Problem Statement

Given a binary array nums, return the maximum number of consecutive 1s in the array.

A binary array is an array that contains only 0s and 1s.

LeetCode:

• https://leetcode.com/problems/max-consecutive-ones/description/

Constraints

1 <= nums.length <= 10^5
nums[i] is either 0 or 1.

Examples

Example 1:

Input: nums = [1, 0, 1, 1, 1, 0, 1, 1]
Output: 3

Explanation: The maximum consecutive 1s are present from index 2 to 4, amounting to 3 1s.

Example 2:

Input: nums = [0, 0, 0, 0]
Output: 0

Explanation: No 1s are present in nums, thus return 0.

Different Approaches

1️⃣ Traversing

Intuition:

To find the number of maximum consecutive 1s, the idea is to count the number of 1s each time we encounter them and update the maximum number of 1s.
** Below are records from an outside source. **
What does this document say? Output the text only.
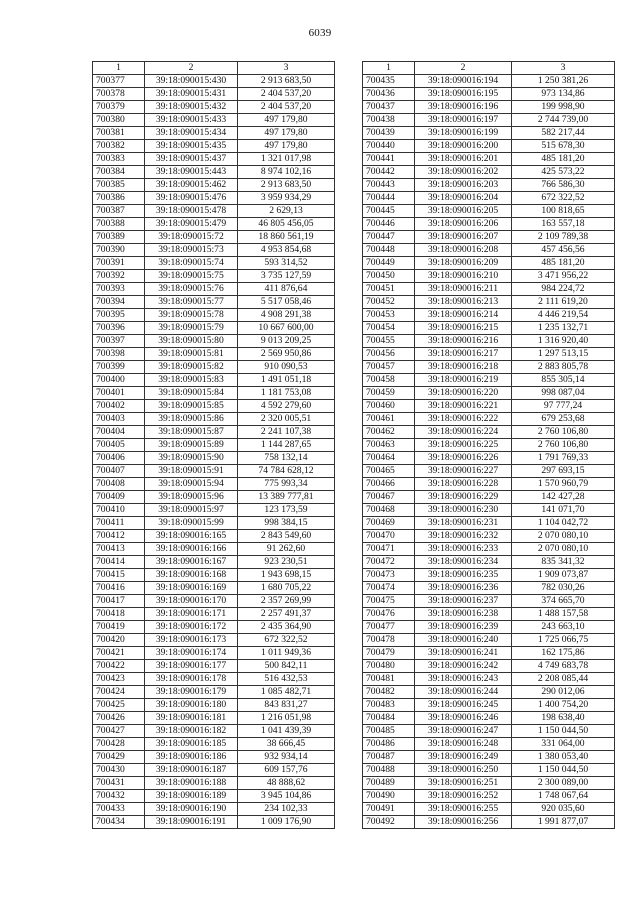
6039
1	2	3
700377	39:18:090015:430	2 913 683,50
700378	39:18:090015:431	2 404 537,20
700379	39:18:090015:432	2 404 537,20
700380	39:18:090015:433	497 179,80
700381	39:18:090015:434	497 179,80
700382	39:18:090015:435	497 179,80
700383	39:18:090015:437	1 321 017,98
700384	39:18:090015:443	8 974 102,16
700385	39:18:090015:462	2 913 683,50
700386	39:18:090015:476	3 959 934,29
700387	39:18:090015:478	2 629,13
700388	39:18:090015:479	46 805 456,05
700389	39:18:090015:72	18 860 561,19
700390	39:18:090015:73	4 953 854,68
700391	39:18:090015:74	593 314,52
700392	39:18:090015:75	3 735 127,59
700393	39:18:090015:76	411 876,64
700394	39:18:090015:77	5 517 058,46
700395	39:18:090015:78	4 908 291,38
700396	39:18:090015:79	10 667 600,00
700397	39:18:090015:80	9 013 209,25
700398	39:18:090015:81	2 569 950,86
700399	39:18:090015:82	910 090,53
700400	39:18:090015:83	1 491 051,18
700401	39:18:090015:84	1 181 753,08
700402	39:18:090015:85	4 592 279,60
700403	39:18:090015:86	2 320 005,51
700404	39:18:090015:87	2 241 107,38
700405	39:18:090015:89	1 144 287,65
700406	39:18:090015:90	758 132,14
700407	39:18:090015:91	74 784 628,12
700408	39:18:090015:94	775 993,34
700409	39:18:090015:96	13 389 777,81
700410	39:18:090015:97	123 173,59
700411	39:18:090015:99	998 384,15
700412	39:18:090016:165	2 843 549,60
700413	39:18:090016:166	91 262,60
700414	39:18:090016:167	923 230,51
700415	39:18:090016:168	1 943 698,15
700416	39:18:090016:169	1 680 705,22
700417	39:18:090016:170	2 357 269,99
700418	39:18:090016:171	2 257 491,37
700419	39:18:090016:172	2 435 364,90
700420	39:18:090016:173	672 322,52
700421	39:18:090016:174	1 011 949,36
700422	39:18:090016:177	500 842,11
700423	39:18:090016:178	516 432,53
700424	39:18:090016:179	1 085 482,71
700425	39:18:090016:180	843 831,27
700426	39:18:090016:181	1 216 051,98
700427	39:18:090016:182	1 041 439,39
700428	39:18:090016:185	38 666,45
700429	39:18:090016:186	932 934,14
700430	39:18:090016:187	609 157,76
700431	39:18:090016:188	48 888,62
700432	39:18:090016:189	3 945 104,86
700433	39:18:090016:190	234 102,33
700434	39:18:090016:191	1 009 176,90
1	2	3
700435	39:18:090016:194	1 250 381,26
700436	39:18:090016:195	973 134,86
700437	39:18:090016:196	199 998,90
700438	39:18:090016:197	2 744 739,00
700439	39:18:090016:199	582 217,44
700440	39:18:090016:200	515 678,30
700441	39:18:090016:201	485 181,20
700442	39:18:090016:202	425 573,22
700443	39:18:090016:203	766 586,30
700444	39:18:090016:204	672 322,52
700445	39:18:090016:205	100 818,65
700446	39:18:090016:206	163 557,18
700447	39:18:090016:207	2 109 789,38
700448	39:18:090016:208	457 456,56
700449	39:18:090016:209	485 181,20
700450	39:18:090016:210	3 471 956,22
700451	39:18:090016:211	984 224,72
700452	39:18:090016:213	2 111 619,20
700453	39:18:090016:214	4 446 219,54
700454	39:18:090016:215	1 235 132,71
700455	39:18:090016:216	1 316 920,40
700456	39:18:090016:217	1 297 513,15
700457	39:18:090016:218	2 883 805,78
700458	39:18:090016:219	855 305,14
700459	39:18:090016:220	998 087,04
700460	39:18:090016:221	97 777,24
700461	39:18:090016:222	679 253,68
700462	39:18:090016:224	2 760 106,80
700463	39:18:090016:225	2 760 106,80
700464	39:18:090016:226	1 791 769,33
700465	39:18:090016:227	297 693,15
700466	39:18:090016:228	1 570 960,79
700467	39:18:090016:229	142 427,28
700468	39:18:090016:230	141 071,70
700469	39:18:090016:231	1 104 042,72
700470	39:18:090016:232	2 070 080,10
700471	39:18:090016:233	2 070 080,10
700472	39:18:090016:234	835 341,32
700473	39:18:090016:235	1 909 073,87
700474	39:18:090016:236	782 030,26
700475	39:18:090016:237	374 665,70
700476	39:18:090016:238	1 488 157,58
700477	39:18:090016:239	243 663,10
700478	39:18:090016:240	1 725 066,75
700479	39:18:090016:241	162 175,86
700480	39:18:090016:242	4 749 683,78
700481	39:18:090016:243	2 208 085,44
700482	39:18:090016:244	290 012,06
700483	39:18:090016:245	1 400 754,20
700484	39:18:090016:246	198 638,40
700485	39:18:090016:247	1 150 044,50
700486	39:18:090016:248	331 064,00
700487	39:18:090016:249	1 380 053,40
700488	39:18:090016:250	1 150 044,50
700489	39:18:090016:251	2 300 089,00
700490	39:18:090016:252	1 748 067,64
700491	39:18:090016:255	920 035,60
700492	39:18:090016:256	1 991 877,07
On encountering any 0, reset the count to 0 again so as to count the next consecutive 1s.

Approach:

1. Initialize two variables, count and max_count to 0. Traverse the array and if the current element is 1, increment the count by 1.
2. Update max_count if count is greater than max_count.
3. If the current element is 0, reset the count variable to 0 and at last return max_count.

Code:

#include <bits/stdc++.h>
using namespace std;

class Solution {
public:
    int findMaxConsecutiveOnes(vector<int>& nums) {
        /* Initialize count and max_count 
        to track current and maximum consecutive 1s */
        int cnt = 0;
        int maxi = 0;

        // Traverse the vector
        for (int i = 0; i < nums.size(); i++) {

            /* If the current element is 1, 
            increment the count*/
            if (nums[i] == 1) {
                cnt++;

                /* Update maxi if current
                count is greater than maxi*/
                maxi = max(maxi, cnt);

            } else {
                /* If the current element 
               is 0, reset the count*/
                cnt = 0;
            }
        }
        // Return maximum count of consecutive 1s
        return maxi;
    }
};

int main() {
    
    vector nums = {1, 1, 0, 1, 1, 1};

    // Create an instance of the Solution class
    Solution sol;

    int ans = sol.findMaxConsecutiveOnes(nums);

    cout << "The maximum consecutive 1's are " << ans << endl;
    return 0;
}

Complexity Analysis:

• Time Complexity:O(N), as there is single traversal of the array. Here N is the number of elements in the array.
• Space Complexity:O(1), as no additional space is used.